Multimodal capabilities

The LLM Mesh provides multimodal capabilities to handle:

  • Image inputs. Images can be mixed with text in LLM queries, in order to answer queries like “please describe what is in this image”

  • Image outputs. The LLM Mesh can generate images.

Image input

Supported models

Multimodal input with images is supported with the following providers:

  • OpenAI (GPT-4o)

  • Azure OpenAI (GPT-4o)

  • Vertex Gemini Pro

  • Bedrock Claude 3

  • Bedrock Claude 3.5

API

Image input is available in the LLM Mesh API.

For more details, please see LLM Mesh

Answers

Image input is available in Dataiku Answers

Image output

Note

Image output is a feature that is available in Private Preview.

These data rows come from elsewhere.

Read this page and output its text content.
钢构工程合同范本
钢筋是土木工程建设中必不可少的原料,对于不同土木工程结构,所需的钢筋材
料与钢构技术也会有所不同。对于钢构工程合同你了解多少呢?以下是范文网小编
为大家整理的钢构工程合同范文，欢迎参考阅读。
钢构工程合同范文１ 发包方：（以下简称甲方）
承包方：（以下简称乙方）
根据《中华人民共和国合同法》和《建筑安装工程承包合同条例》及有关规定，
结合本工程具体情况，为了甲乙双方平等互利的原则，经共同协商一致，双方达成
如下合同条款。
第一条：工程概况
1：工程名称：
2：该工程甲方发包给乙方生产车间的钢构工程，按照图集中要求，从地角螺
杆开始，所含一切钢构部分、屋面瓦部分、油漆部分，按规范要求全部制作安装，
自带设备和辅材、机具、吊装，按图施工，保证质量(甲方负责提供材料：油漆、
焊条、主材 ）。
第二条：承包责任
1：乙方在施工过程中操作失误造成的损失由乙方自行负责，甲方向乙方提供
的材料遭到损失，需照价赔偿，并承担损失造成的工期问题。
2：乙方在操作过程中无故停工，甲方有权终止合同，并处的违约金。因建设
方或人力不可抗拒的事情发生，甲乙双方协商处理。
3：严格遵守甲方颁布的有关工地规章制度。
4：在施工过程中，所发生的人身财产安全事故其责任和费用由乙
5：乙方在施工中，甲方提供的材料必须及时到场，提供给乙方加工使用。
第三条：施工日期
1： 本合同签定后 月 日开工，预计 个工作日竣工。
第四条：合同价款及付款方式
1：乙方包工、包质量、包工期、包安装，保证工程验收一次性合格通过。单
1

Please contact your Dataiku Customer Success Manager or Sales Engineer to get access to this capability

Supported models

Image generation is supported with the following providers:

  • OpenAI (DALL-E 3)

  • Azure OpenAI (DALL-E 3)

  • Google Vertex (Imagen 1 and Imagen 2)

  • Stability AI (Stable Image Core, Stable Diffusion 3.0, Stable Diffusion 3.0 Turbo)

  • Bedrock Titan Image Generator

  • Bedrock Stable Diffusion XL 1

API

Image output is available in the LLM Mesh API.